Developing Issues: Coming Dollar Strength? Rate Rise Worries; Corporate Taxes
Several topics emerged from this week’s International Treasurer editorial call. Among them a look at the possibility of a strong US dollar over the course of the next year or so and what companies should expect. Also, there is talk of possible new credit valuation adjustment requirements coming from Europe; finally should companies be preparing for a higher rate environment?
Dollar strength.
With headwinds continuing in Europe and a recovery in the US seeming to pick up speed, there is talk of the dollar strengthening in the coming year. This is good news for buyers of commodities as commodity prices drop when the dollar appreciates; it is also good for keeping inflation in check. However, the bad news is that US exports will drop because US manufactured products will become more expensive to foreign buyers and foreign derived net income will translate to less US Dollars in each successive quarter.
According to one theory, the dollar could be on the verge of a significant 1980s-style upturn, which makes for a significant inflection point to increase hedges of USD.
Rate rise?
Along with strength in the dollar, treasurers may in the near future have to deal with rising rates. Many companies have parked a portion of their abundant cash in fixed income and may be concerned about the impact of rising rates. However, as net debtors MNCs are far more concerned about the cost to refinance bond issues at some point in the next few years, and how to hedge that risk.
Overall, the consensus is that the Federal Reserve is unlikely to raise rates before 2014, when the unemployment rate is anticipated to fall to the 6.5 percent threshold Fed Chairman Ben Bernanke has set.
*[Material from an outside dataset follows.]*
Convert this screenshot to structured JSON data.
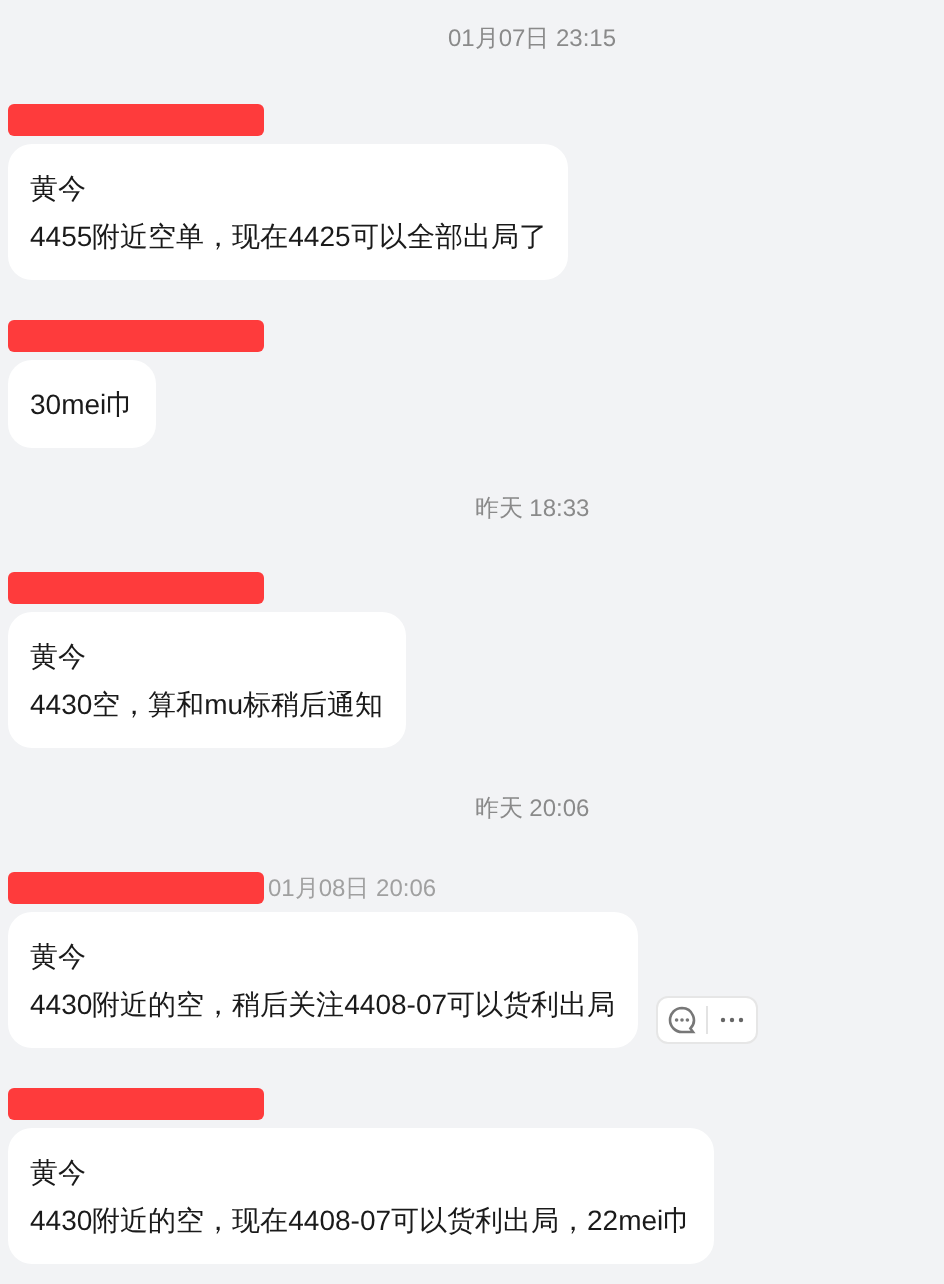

But strong economic growth or other unexpected factors could prompt the Fed to accelerate that plan, and recent reports about major institutional investors taking measures to mitigate rising-rate risk suggest concerns are building.
Interco lending.
The Wall Street Journal recently published two corporate tax-related articles on the same day that are at somewhat cross purposes. The first, “How Firms Tap Overseas Cash,” highlighted the practice of MNCs using intercompany loans to fund on-shore activities from off-shore without triggering a tax event. The second, “Big Business Spars Over Rewriting Tax Code,” reported on the battle-lines between domestic-focused firms’ tax reform agenda (represented by the RATE coalition) and that of cash-rich firms seeking to protect off-shore cash from taxation (LIFT), which was discussed at last November’s NeuGroup Tech20 peer group meeting.
The two articles underscore the continuing scrutiny and the apparent “free pass” that many see US corporates getting when it comes to taxation. Nor does it help the plight of cash-rich tech companies.